Desde que os contatos deixaram de ser feitos pessoalmente, os médicos passaram a enfrentar desafios, como estabelecer uma conexão entre a rede de apoio e o paciente, passar com clareza todas as informações e controlar a ansiedade da família por meio do acolhimento.
Em pouco mais de um ano de pandemia, o médico cardiologista Carlos Eduardo Favatto, 41, passou por três hospitais e agora atende no Hospital de Campanha em Barradas. Seus pacientes são majoritariamente de alta complexidade, mas ele também é um dos responsáveis por atualizar o estado de saúde dos pacientes com quadros leves. A situação dos casos da enfermaria é informada em boletins enviados pelo WhatsApp; já a dos graves, com notícias quase sempre ruins, é sempre por telefone.
"Muitas vezes nós passamos as informações e quando voltamos ao trabalho parece que estamos carregando um burro nas costas. Não é fácil para o profissional da saúde conseguir passar uma informação pesada e negativa de uma forma humana e educada", conta.
O contato só muda em casos de óbitos. Neste caso, sua equipe dá a notícia pessoalmente. "Ninguém quer falar que alguém morreu. Não é fácil, não tem poucas palavras pra dizer isso. É difícil", diz Favatto.
A conversa com os familiares é ainda pior quando o paciente é jovem. "É muito, muito ruim quando damos notícia de mortes de jovens. A gente já passou por umas situações terríveis ali", relembra Joelson.
Reportagem da Folha mostrou que a proporção de mortes de jovens cresceu em São Paulo. No início de janeiro, as pessoas entre 20 e 59 anos representavam 20% das mortess; em março, ela subiu para 28%.

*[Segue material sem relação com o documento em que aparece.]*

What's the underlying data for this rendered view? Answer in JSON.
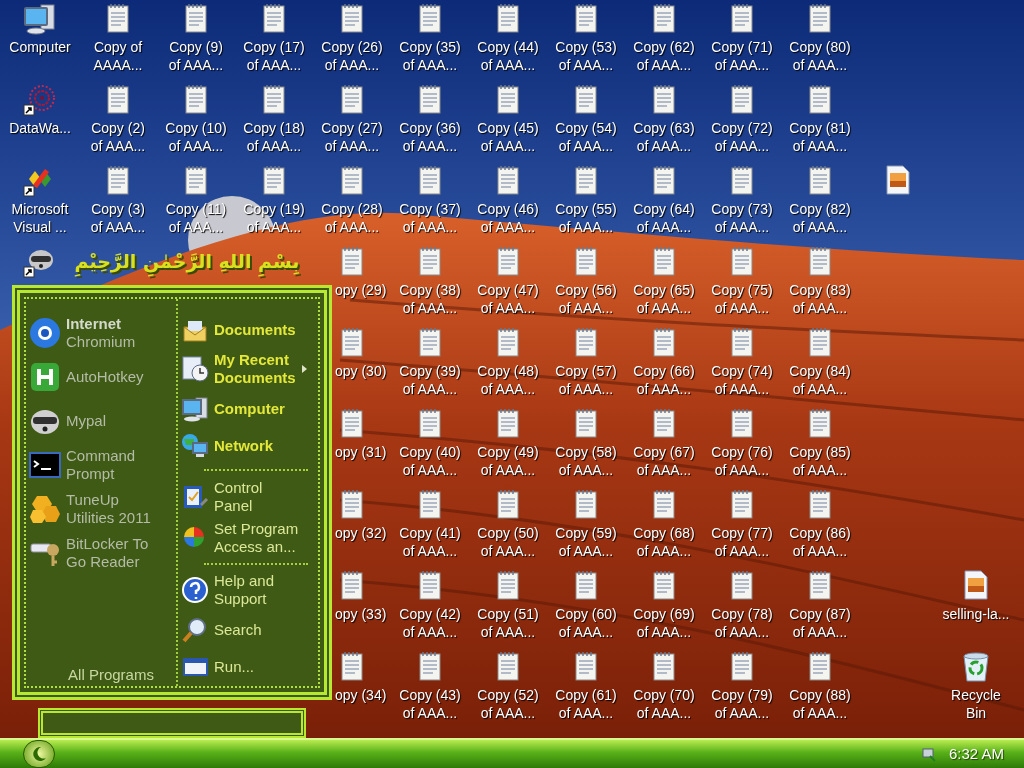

Por parte dos pacientes, muitas vezes as famílias elegem um porta-voz para o contato com os médicos.
Na família de Lucas Gregório, 26, ele e seu irmão tinham esse papel e criaram uma rotina para conciliar todas ligações. Os pais e a avó tiveram Covid-19 e ficaram internados. Com a apreensão pelo estado de saúde dos pais, deixaram a cargo dos tios as notícias da avó.

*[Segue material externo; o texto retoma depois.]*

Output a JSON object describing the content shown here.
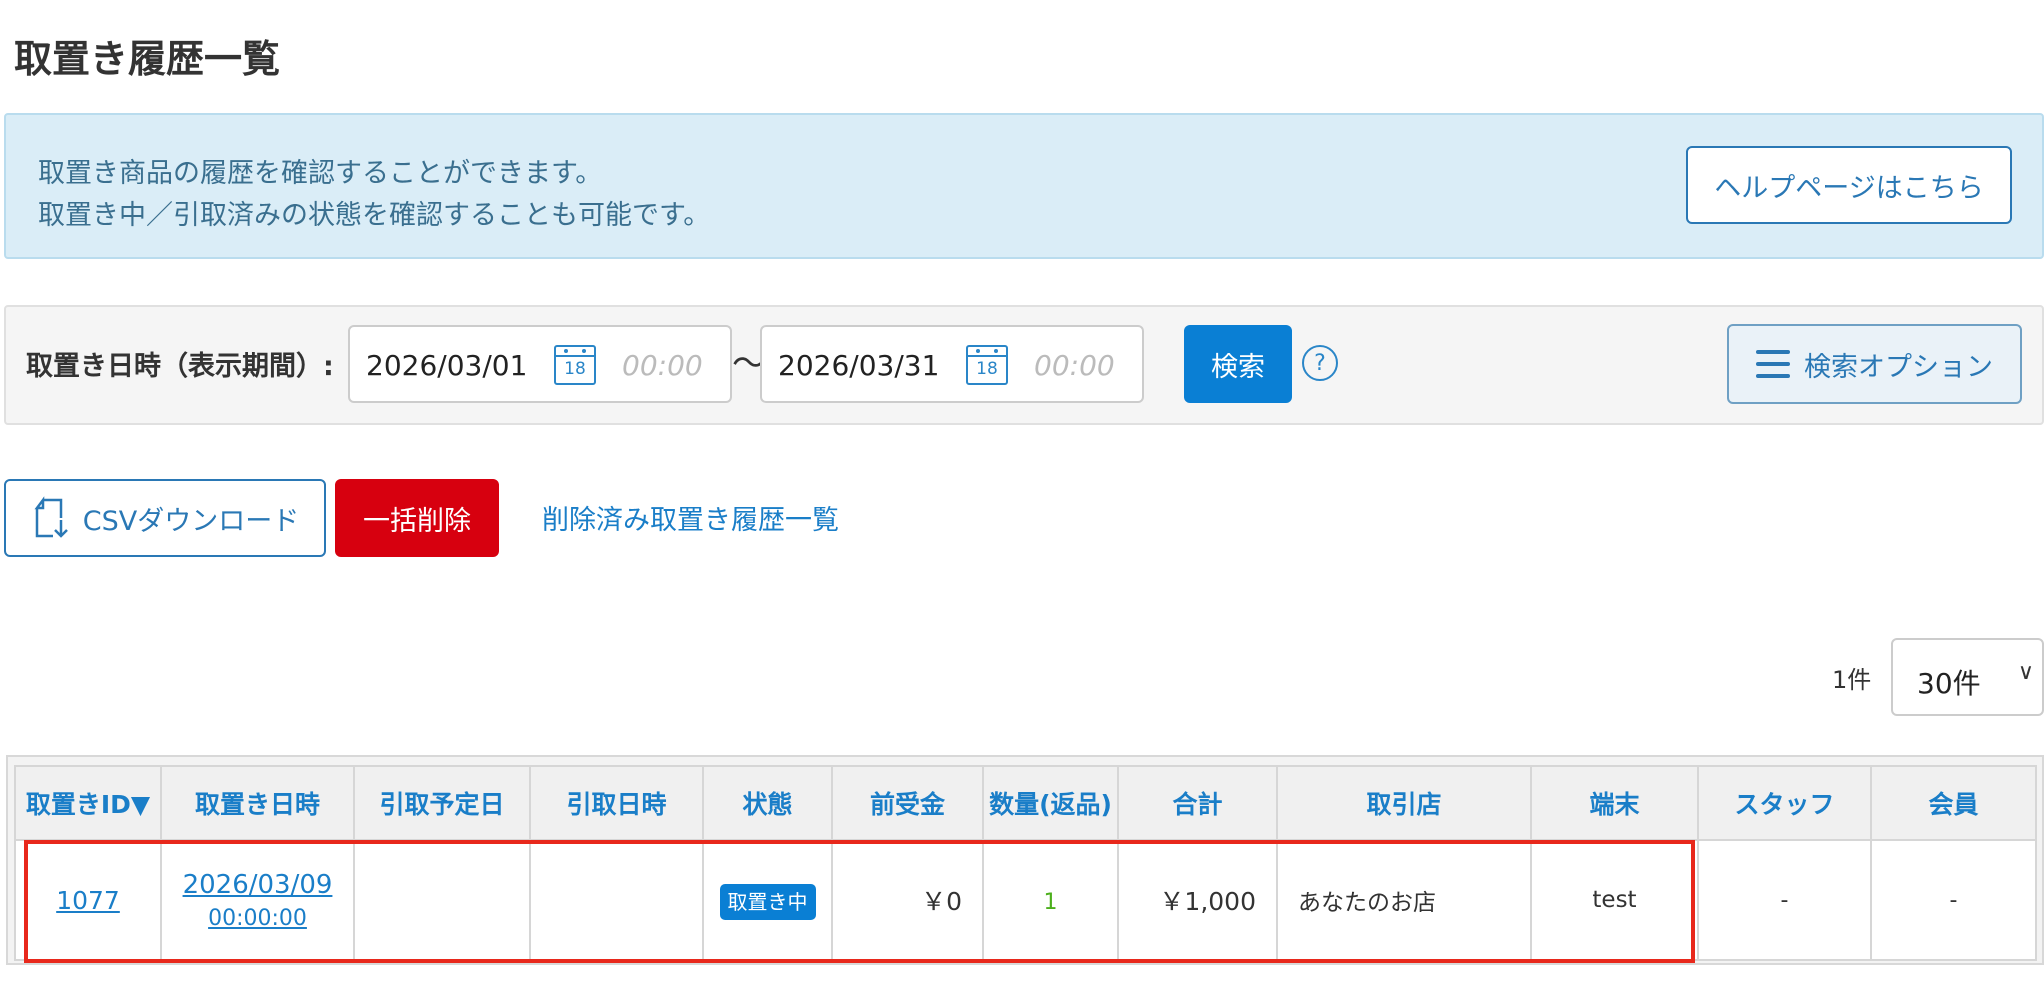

"A nossa cabeça parava. A gente não conseguia pensar em mais nada para se preparar para ouvir qualquer coisa que pudesse vir do outro lado da linha", conta.
Quando o pai começou a responder ao tratamento, a voz da médica mudou. As notícias eram passadas com segurança e entusiasmo.

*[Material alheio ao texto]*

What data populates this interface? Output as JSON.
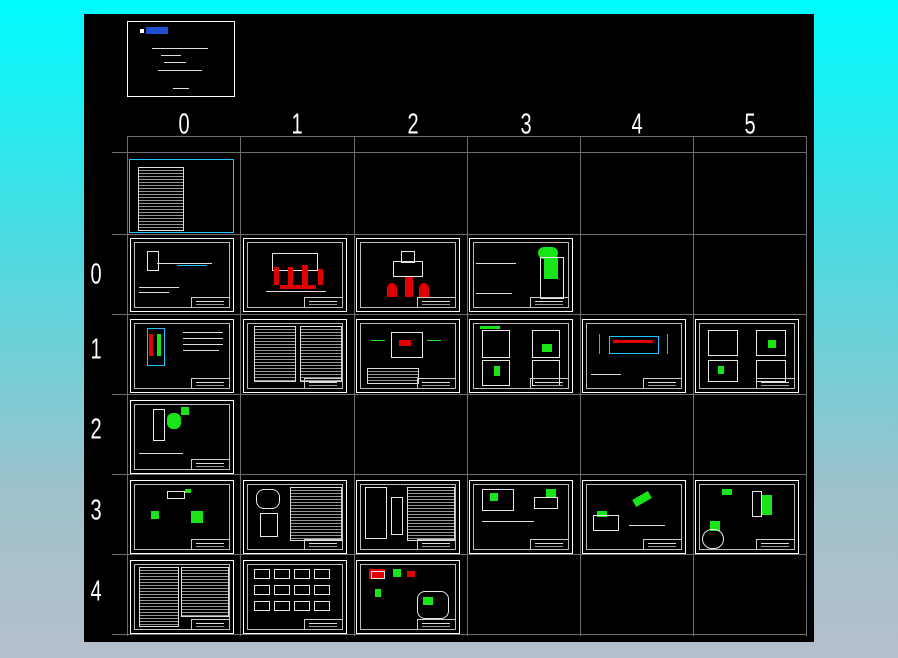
{
  "column_headers": [
    "0",
    "1",
    "2",
    "3",
    "4",
    "5"
  ],
  "row_headers": [
    "0",
    "1",
    "2",
    "3",
    "4"
  ],
  "colors": {
    "canvas": "#000000",
    "grid": "#6e6e6e",
    "sheet_border": "#ffffff",
    "accent_red": "#e00000",
    "accent_green": "#18e418",
    "accent_cyan": "#23c2ff",
    "window_gradient_top": "#00fcfe",
    "window_gradient_bottom": "#b5bfcb"
  },
  "icons": [
    "cover-logo-icon"
  ]
}
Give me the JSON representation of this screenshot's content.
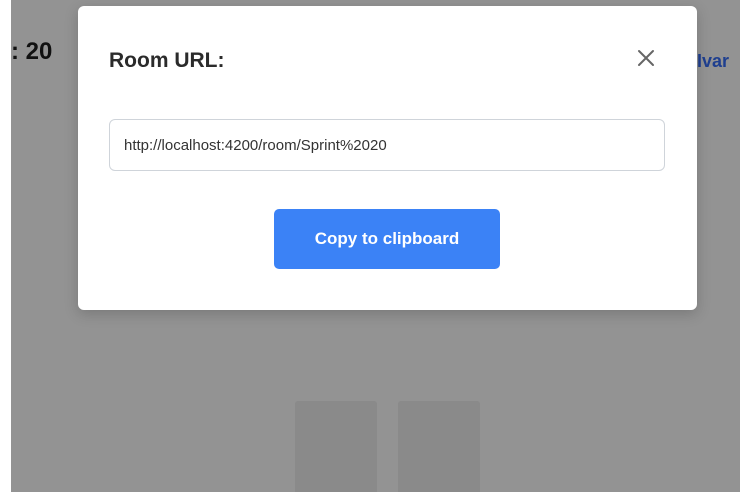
{
  "background": {
    "room_title_fragment": ": 20",
    "user_name_fragment": "Ivar"
  },
  "modal": {
    "title": "Room URL:",
    "close_icon": "close-icon",
    "url_value": "http://localhost:4200/room/Sprint%2020",
    "copy_label": "Copy to clipboard"
  },
  "colors": {
    "overlay": "#939393",
    "accent": "#3b82f6",
    "user_link": "#1f3f8f"
  }
}
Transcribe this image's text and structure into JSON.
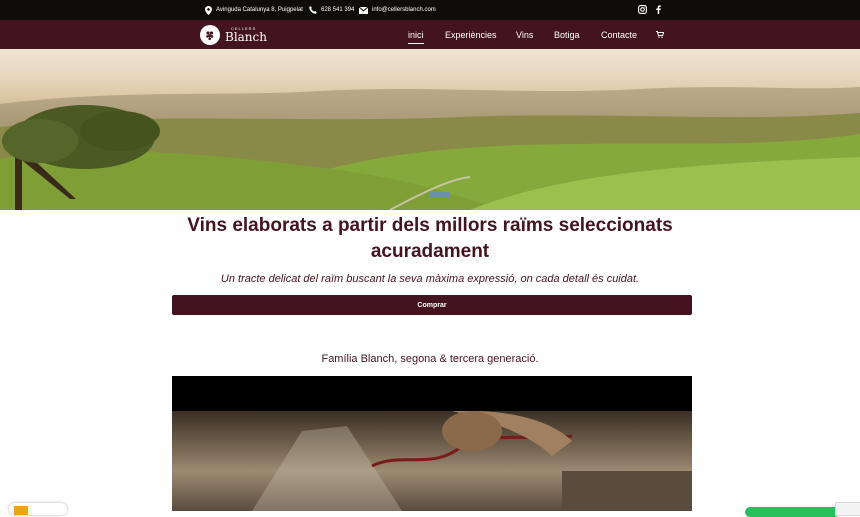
{
  "topbar": {
    "address": "Avinguda Catalunya 8, Puigpelat",
    "phone": "628 541 394",
    "email": "info@cellersblanch.com",
    "social": [
      {
        "icon": "instagram-icon"
      },
      {
        "icon": "facebook-icon"
      }
    ]
  },
  "brand": {
    "small": "CELLERS",
    "name": "Blanch",
    "icon": "grape-icon"
  },
  "nav": {
    "items": [
      {
        "label": "inici",
        "active": true
      },
      {
        "label": "Experiències",
        "active": false
      },
      {
        "label": "Vins",
        "active": false
      },
      {
        "label": "Botiga",
        "active": false
      },
      {
        "label": "Contacte",
        "active": false
      }
    ],
    "cart_icon": "cart-icon"
  },
  "main": {
    "headline": "Vins elaborats a partir dels millors raïms seleccionats acuradament",
    "subheadline": "Un tracte delicat del raïm buscant la seva màxima expressió, on cada detall és cuidat.",
    "cta_label": "Comprar",
    "family_line": "Família Blanch, segona & tercera generació."
  },
  "colors": {
    "brand": "#43141f",
    "topbar": "#0f0c0c",
    "chat": "#25c05a"
  }
}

Mas no mesmo dia em que o pai foi extubado, a avó faleceu. Poucas horas depois, a mãe foi intubada. "Nós não tínhamos tempo de processar notícias boas ou ruins", conta.
Nesse momento, a fala da médica o tranquilizou. "Eu nem imagino o que vocês estão passando, mas eu quero te dizer que seu pai está melhorando. Se tem alguma coisa para te dar esperança é isso", disse ela, segundo Gregório.
O recente aumento no número de casos gerou uma sobrecarga no sistema de saúde e um consequente desgaste nos profissionais da saúde. "Nós estamos exaustos e só está piorando", diz Daniel Joelson. Ele e sua equipe se preparam para trabalhar ao menos mais seis meses na mesma intensidade. A falta de perspectiva de mudança no cenário do país com a demora da vacinação os desmotiva.
"A sensação é de enxugar gelo. É uma sensação de impotência, de desespero", completa.